Although the concept works very well in the methodical spectrum, is it fair to say that it also works the same in the natural world? During a communications class my senior year as an undergraduate student, my favorite professor, Dr. Orbe, discussed the scales of compatibility and communication that each one of us has a spot in. No surprise to myself (or anyone that knows me), the results of my test displayed the most extroverted on the scale, with the most emotional style of communication. I respond to discussion that utilizes the words “I feel” or “I hear you saying…” located somewhere in the sentence structure. I respond to people “speaking up” and getting things out on the table. I do not respond very well to logical arguments or concrete facts. So maybe it’s not a shock that I have ended up in a relationship with someone who lives in entirely in a world of black and white; a world of right and wrong.
As part of the communication education that I learned in Dr. Orbe’s class, I learned that although I may respond to things from a purely poignant position, I can adjust the way that I approach situations when dealing with someone that does not. I recall telling a friend a very personal piece of information about how I felt towards him, that was sure to have an effect; however I know that he tends to shut down when tears and emotion are tossed his way.

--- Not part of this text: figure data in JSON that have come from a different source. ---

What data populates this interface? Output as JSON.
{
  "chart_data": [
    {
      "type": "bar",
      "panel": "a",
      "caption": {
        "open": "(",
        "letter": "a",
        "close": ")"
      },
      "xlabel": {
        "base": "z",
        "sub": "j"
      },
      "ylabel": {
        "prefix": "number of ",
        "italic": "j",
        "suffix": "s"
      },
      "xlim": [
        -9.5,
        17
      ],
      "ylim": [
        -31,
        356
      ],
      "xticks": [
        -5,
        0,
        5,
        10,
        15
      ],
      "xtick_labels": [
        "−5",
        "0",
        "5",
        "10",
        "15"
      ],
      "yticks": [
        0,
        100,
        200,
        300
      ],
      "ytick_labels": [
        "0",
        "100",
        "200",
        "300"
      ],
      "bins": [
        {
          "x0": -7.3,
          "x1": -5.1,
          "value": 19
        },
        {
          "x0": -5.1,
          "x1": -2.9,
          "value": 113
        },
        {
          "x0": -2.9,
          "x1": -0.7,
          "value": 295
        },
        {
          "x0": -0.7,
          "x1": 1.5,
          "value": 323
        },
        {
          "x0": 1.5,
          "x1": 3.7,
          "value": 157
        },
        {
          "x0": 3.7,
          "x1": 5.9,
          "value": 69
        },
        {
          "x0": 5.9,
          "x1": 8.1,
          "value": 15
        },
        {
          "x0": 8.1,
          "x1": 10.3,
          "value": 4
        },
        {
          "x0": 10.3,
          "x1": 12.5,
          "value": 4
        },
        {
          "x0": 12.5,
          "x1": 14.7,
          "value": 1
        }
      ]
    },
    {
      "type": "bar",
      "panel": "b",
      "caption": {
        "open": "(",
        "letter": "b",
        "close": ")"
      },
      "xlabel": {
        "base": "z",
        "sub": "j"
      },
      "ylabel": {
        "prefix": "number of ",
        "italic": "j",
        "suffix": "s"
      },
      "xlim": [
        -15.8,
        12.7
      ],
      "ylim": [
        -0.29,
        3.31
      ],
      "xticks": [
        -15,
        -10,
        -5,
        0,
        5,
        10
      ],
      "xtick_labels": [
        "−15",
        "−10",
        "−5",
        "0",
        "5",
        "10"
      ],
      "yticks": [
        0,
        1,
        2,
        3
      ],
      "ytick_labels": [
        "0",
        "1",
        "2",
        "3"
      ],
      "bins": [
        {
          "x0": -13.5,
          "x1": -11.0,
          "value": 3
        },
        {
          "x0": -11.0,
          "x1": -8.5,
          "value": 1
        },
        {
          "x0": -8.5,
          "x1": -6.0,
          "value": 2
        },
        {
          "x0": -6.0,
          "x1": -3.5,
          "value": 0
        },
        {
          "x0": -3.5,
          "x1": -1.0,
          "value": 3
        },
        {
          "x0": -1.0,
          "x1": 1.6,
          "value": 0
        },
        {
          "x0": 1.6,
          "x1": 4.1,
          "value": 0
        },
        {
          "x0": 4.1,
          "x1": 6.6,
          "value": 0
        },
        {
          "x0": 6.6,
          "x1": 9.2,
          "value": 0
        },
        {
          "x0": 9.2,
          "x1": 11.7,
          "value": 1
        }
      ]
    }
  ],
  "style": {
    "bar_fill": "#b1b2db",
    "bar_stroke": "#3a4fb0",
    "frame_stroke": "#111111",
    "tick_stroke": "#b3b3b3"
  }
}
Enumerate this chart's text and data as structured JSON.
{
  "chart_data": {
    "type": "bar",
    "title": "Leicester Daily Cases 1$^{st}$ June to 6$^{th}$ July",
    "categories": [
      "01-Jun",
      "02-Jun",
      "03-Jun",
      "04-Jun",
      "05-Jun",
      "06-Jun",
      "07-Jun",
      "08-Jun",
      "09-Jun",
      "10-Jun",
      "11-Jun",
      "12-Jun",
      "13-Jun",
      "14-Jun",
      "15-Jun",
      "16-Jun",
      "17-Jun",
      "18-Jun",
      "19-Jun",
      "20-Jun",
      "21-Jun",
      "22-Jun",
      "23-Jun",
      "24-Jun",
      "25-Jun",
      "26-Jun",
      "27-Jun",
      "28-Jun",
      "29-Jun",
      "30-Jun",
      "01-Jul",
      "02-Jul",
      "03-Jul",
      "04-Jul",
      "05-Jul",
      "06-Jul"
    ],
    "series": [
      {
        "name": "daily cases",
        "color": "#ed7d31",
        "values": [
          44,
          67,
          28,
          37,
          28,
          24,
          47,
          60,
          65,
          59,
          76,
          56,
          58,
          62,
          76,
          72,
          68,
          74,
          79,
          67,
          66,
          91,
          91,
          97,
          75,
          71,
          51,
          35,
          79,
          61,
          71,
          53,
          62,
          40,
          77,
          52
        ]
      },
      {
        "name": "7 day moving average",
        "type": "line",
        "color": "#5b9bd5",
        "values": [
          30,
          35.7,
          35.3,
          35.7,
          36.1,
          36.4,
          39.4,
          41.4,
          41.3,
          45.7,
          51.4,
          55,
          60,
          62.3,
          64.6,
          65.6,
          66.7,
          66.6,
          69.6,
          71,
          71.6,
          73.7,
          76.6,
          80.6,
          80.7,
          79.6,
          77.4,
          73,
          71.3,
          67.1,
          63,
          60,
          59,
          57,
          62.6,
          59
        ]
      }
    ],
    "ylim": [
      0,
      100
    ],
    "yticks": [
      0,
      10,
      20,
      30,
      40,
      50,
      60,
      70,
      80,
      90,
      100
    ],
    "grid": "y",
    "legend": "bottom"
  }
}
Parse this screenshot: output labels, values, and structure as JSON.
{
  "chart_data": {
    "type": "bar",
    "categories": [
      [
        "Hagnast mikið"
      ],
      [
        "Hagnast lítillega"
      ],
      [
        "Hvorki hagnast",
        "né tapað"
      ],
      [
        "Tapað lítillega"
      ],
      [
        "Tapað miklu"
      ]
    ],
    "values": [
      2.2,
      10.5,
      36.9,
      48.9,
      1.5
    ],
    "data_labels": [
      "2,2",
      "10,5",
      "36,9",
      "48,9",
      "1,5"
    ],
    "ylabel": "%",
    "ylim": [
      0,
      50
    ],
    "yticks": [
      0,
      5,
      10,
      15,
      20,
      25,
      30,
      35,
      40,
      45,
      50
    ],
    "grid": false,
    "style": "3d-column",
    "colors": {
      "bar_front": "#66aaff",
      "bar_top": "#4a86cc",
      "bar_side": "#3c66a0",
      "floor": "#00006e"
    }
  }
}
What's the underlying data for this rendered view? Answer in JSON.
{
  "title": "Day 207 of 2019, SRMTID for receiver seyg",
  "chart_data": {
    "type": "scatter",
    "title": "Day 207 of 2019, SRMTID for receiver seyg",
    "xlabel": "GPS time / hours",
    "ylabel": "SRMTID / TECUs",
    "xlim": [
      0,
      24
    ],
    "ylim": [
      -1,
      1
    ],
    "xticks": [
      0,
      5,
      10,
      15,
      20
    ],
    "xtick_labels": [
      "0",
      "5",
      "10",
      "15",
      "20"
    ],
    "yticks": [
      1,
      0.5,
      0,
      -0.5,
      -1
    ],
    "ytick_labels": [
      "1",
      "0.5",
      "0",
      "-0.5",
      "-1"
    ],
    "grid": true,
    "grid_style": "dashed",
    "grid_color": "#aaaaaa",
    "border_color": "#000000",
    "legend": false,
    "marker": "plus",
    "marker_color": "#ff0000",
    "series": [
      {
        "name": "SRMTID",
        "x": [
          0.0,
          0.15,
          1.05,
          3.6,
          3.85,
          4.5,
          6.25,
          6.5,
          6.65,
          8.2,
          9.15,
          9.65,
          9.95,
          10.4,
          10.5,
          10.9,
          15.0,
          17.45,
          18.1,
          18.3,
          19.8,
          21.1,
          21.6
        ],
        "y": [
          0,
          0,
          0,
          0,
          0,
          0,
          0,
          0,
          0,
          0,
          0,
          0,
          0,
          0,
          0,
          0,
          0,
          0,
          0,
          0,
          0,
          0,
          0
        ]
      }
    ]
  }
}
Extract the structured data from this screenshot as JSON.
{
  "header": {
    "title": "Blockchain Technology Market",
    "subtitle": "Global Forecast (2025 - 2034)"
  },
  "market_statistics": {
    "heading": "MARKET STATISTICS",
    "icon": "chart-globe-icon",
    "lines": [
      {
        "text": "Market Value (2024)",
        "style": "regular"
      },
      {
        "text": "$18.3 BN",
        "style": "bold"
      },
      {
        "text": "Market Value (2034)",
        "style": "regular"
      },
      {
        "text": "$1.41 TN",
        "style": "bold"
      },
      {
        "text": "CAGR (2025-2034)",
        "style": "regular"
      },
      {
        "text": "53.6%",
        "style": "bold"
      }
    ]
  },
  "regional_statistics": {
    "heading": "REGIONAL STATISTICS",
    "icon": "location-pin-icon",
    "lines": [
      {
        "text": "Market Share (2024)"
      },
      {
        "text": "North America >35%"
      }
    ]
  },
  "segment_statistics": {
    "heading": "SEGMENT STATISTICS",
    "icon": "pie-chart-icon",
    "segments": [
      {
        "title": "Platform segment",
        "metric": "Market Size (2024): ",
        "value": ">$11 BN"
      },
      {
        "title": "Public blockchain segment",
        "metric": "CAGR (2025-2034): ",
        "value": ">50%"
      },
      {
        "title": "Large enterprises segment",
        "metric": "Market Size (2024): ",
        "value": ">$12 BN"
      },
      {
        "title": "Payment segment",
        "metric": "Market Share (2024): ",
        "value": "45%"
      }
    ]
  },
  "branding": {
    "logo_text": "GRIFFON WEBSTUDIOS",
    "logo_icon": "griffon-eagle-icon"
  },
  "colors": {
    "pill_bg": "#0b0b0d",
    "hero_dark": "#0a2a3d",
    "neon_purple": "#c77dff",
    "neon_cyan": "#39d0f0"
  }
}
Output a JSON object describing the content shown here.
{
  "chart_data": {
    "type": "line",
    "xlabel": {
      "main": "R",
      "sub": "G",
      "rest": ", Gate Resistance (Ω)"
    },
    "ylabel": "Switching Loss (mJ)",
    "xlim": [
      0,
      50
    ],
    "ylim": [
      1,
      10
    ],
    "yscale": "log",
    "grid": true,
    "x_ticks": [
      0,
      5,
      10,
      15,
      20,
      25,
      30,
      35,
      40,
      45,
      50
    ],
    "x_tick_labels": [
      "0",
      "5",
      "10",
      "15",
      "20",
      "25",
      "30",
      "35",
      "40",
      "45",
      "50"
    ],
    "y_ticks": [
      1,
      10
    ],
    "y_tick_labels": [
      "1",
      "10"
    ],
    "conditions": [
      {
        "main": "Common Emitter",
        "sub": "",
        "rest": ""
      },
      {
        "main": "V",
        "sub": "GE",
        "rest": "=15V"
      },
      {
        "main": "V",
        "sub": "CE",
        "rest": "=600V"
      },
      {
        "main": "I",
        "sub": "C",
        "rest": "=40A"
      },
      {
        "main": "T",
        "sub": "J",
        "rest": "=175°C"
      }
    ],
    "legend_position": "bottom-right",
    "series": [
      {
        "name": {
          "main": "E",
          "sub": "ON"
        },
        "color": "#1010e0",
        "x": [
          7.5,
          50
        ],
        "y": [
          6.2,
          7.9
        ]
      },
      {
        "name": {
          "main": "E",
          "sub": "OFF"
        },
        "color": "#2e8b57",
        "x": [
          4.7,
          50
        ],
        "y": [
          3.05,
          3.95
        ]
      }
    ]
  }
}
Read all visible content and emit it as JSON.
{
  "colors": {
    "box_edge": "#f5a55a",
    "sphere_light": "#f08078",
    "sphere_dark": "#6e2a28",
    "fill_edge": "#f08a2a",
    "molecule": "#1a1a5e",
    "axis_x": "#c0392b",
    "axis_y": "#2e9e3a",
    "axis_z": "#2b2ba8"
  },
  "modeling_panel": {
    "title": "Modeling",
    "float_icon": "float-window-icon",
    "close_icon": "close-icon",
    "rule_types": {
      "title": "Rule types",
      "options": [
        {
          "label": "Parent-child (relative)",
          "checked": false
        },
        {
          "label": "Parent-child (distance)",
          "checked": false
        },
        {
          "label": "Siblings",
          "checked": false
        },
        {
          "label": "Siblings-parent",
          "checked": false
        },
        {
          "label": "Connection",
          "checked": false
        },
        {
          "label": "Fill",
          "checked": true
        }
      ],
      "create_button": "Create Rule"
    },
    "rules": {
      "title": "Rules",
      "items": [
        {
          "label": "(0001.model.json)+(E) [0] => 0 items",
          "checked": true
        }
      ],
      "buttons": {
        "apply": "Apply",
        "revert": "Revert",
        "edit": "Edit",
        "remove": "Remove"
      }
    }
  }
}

The solution? I went through the emotional stuff beforehand so that I could talk to him in fashion that I knew he could hear. After all, there certainly is a difference between listening and hearing.
Of course compatibility comes in the form of sharing the same interests, having the same goals, and accepting the quirks, virtues, and vices that someone has. The hard part of it comes in the form of communication. I often wonder what it would be like to date someone like myself. Every time I leave my apartment, I have to go back for something I forgot. For the most part, I somehow kill all of my plants (and a select few snails, frogs, and fish). I’m often too loud, when I’m supposed to be quiet. I break nearly everything I touch. My dreams far outreach my budget, and I think hanging out with my parents is a great way to spend an evening. Granted, these are all part of my personality, however they are all merely situational. It’s the idea of dating someone that responds to circumstances the way I do and sees things from my own, dare I say, naive, “I wish we lived in a world where everything was uncomplicated and honest” perspective. Maybe it’s a good thing to be with someone that reacts on a much more rational level; someone that looks at a situation for its facts and its problem/solution ratio rather than the visceral reaction that it can provoke.
So whether you’re the emotional basket case, the strict factualist, or in the gray space between, how do you know when inaptness outweighs compatibility? Or is it a never ending balance of both parties sacrificing the desire to be understood at all times? As always…feedback is appreciated.